Luke Johnson (OC 1987)
Cutler
How did Cranbrook set you up for life after school:
I was born in Papua New Guinea and the experience of living there until I was 7 and a half years old shaped me in ways that Cranbrook expanded upon positively. Thanks to a really creative older sister, I was already engaged with drawing, painting and making things when I walked through the New South Head Road Gates for the first time. However I was very fortunate that at Cranbrook there was an established culture of teaching and learning that valued creative arts. It was at Cranbrook that I experienced the excellent art teaching of Mrs Ulm in the Junior School and then Mr Gregory in the Senior School. Both of these teachers equipped me with creative insights and technical skills that I have drawn upon throughout my post-school life.
Favourite memory/teacher/moment at Cranbrook:
I retain many strong memories from eleven years of schooling at Cranbrook. One memory that comes back to me often is walking into an art class (in the now demolished Mansfield Building) and seeing my art teacher, Mr Richard Gregory, drawing a large format chalk illustration on the blackboard of a significant building from architectural history. I was struck by the three-dimensional quality of the drawing and at the same time I had a sense of the inevitable, that I could do that kind of drawing too. That single memorable experience from Cranbrook often returns to me when I am doing a large scale architectural drawing across a white board or screen.
University/College:
School of Architecture, University of NSW
Current Occupation:
Designer of complex built environments. Some people call it Architecture but for me it encompasses architecture, landscape architecture and urban design as well.
Career Highlight:
Architecture is absolutely a collaborative art form so any career highlight is intimately connected with the contributions of many others: my architecture colleagues, engineers, builders and clients. A recurring highlight for me is returning again and again to a favourite building that we realised and experiencing how that building continues to get better with age. It’s like revisiting a friend. With completed buildings in Australia and Japan, I have these kind of friends in many interesting places.
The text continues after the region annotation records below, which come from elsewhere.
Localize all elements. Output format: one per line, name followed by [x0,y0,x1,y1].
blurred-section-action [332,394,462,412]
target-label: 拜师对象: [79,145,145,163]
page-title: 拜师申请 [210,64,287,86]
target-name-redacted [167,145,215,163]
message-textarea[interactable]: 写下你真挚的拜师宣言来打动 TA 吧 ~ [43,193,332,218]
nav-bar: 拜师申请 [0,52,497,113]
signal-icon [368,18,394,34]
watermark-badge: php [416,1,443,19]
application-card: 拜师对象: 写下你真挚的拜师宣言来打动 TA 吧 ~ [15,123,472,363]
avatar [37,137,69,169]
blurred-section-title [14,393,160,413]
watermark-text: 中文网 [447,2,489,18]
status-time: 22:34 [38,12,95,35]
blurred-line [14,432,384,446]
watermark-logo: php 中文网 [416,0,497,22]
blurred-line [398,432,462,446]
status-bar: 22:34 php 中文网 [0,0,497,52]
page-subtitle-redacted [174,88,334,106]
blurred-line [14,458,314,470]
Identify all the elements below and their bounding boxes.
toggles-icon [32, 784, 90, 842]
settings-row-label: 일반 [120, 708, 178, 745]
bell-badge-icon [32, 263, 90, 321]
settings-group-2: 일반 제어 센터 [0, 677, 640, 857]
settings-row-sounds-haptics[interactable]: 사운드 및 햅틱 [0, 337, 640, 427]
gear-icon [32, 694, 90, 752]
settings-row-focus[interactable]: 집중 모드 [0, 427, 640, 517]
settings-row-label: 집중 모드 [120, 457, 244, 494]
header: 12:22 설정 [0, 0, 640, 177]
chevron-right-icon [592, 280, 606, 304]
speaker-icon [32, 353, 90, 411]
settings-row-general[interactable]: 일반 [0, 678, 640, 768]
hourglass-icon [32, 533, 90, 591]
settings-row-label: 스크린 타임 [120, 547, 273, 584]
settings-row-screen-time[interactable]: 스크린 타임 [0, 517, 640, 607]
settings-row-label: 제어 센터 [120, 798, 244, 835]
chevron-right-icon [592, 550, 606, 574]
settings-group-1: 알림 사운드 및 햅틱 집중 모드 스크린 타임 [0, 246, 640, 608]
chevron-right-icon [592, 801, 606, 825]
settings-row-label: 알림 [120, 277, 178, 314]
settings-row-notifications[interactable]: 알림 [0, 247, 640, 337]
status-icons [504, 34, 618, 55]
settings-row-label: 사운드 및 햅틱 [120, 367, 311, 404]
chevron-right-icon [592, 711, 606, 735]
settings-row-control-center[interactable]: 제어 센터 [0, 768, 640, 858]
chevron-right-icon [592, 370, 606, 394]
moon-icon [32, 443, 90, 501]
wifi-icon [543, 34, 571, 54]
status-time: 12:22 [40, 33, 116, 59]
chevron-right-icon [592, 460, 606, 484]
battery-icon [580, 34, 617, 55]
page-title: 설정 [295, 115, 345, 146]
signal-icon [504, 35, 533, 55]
What motivates you in your work:
Creating built environments that connect with their specific place. Buildings generally don’t move around. They are physically embedded in their surrounding context so it follows that built environments are best realised when they have a positive relationship with their context. That is, when they intrinsically belong to their place.
Tell us something about yourself that no one really knows:
I can eskimo roll a sea kayak ten kilometres off the coastline.
What would you have liked to achieve in the next ten years:
As a parent of three boys who will all be at Cranbrook together next year (!!!) I am really looking forward to their achievements over the next ten years. Seeing them develop into independent adults with purposeful lives is the aim that I look forward to each of them achieving in their own unique ways.
What advice would you give your Year 7 self:
Keep drawing. It’s a beautiful and rewarding endeavour.